Find duplicate files

fdupes can do this. From man fdupes:

Searches the given path for duplicate files. Such files are found by comparing file sizes and MD5 signatures, followed by a byte-by-byte comparison.

In Debian or Ubuntu, you can install it with apt-get install fdupes. In Fedora/Red Hat/CentOS, you can install it with yum install fdupes. On Arch Linux you can use pacman -S fdupes, and on Gentoo, emerge fdupes.

To run a check descending from your filesystem root, which will likely take a significant amount of time and memory, use something like fdupes -r /.

As asked in the comments, you can get the largest duplicates by doing the following:

fdupes -r . | {
    while IFS= read -r file; do
        [[ $file ]] && du "$file"
    done
} | sort -n

This will break if your filenames contain newlines.


Another good tool is fslint:

fslint is a toolset to find various problems with filesystems, including duplicate files and problematic filenames etc.

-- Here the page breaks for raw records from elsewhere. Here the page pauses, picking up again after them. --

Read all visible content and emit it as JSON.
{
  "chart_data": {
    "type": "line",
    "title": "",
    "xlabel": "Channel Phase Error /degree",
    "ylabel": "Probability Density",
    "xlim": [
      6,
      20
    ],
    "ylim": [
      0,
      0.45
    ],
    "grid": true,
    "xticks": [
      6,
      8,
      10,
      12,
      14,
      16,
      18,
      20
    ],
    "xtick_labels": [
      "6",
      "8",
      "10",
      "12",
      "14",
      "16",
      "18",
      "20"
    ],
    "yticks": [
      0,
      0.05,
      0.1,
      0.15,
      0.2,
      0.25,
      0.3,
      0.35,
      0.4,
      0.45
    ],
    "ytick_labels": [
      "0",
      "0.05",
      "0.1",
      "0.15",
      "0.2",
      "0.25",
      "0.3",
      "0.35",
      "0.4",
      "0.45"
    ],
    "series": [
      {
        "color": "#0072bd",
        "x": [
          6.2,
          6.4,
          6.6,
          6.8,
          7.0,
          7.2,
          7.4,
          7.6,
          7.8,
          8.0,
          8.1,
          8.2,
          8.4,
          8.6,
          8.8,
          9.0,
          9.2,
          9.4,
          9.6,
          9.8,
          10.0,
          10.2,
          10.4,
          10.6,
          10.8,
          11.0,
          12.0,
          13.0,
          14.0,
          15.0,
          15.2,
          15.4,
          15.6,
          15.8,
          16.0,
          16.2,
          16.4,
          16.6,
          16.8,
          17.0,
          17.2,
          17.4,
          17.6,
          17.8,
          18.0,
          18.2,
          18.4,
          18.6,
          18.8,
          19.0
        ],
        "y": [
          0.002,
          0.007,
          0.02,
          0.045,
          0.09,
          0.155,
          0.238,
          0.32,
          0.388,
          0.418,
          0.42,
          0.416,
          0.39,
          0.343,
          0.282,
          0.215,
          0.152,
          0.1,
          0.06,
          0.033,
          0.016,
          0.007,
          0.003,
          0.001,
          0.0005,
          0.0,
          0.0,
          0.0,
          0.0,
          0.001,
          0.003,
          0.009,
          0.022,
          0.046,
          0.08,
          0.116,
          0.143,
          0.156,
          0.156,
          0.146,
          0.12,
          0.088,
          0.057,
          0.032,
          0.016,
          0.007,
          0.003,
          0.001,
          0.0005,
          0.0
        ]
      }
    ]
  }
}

Individual command line tools are available in addition to the GUI and to access them, one can change to, or add to $PATH the /usr/share/fslint/fslint directory on a standard install. Each of these commands in that directory have a --help option which further details its parameters.

   findup - find DUPlicate files

On debian-based systems, youcan install it with:

sudo apt-get install fslint

You can also do this manually if you don't want to or cannot install third party tools. The way most such programs work is by calculating file checksums. Files with the same md5sum almost certainly contain exactly the same data. So, you could do something like this:

find / -type f -exec md5sum {} \; > md5sums
awk '{print $1}' md5sums | sort | uniq -d > dupes
while read -r d; do echo "---"; grep -- "$d" md5sums | cut -d ' ' -f 2-; done < dupes 

Sample output (the file names in this example are the same, but it will also work when they are different):

$ while read -r d; do echo "---"; grep -- "$d" md5sums | cut -d ' ' -f 2-; done < dupes 
---
 /usr/src/linux-headers-3.2.0-3-common/include/linux/if_bonding.h
 /usr/src/linux-headers-3.2.0-4-common/include/linux/if_bonding.h
---
 /usr/src/linux-headers-3.2.0-3-common/include/linux/route.h
 /usr/src/linux-headers-3.2.0-4-common/include/linux/route.h
---
 /usr/src/linux-headers-3.2.0-3-common/include/drm/Kbuild
 /usr/src/linux-headers-3.2.0-4-common/include/drm/Kbuild
---

This will be much slower than the dedicated tools already mentioned, but it will work.


Short answer: yes.

Longer version: have a look at the wikipedia fdupes entry, it sports quite nice list of ready made solutions. Of course you can write your own, it's not that difficult - hashing programs like diff, sha*sum, find, sort and uniq should do the job. You can even put it on one line, and it will still be understandable.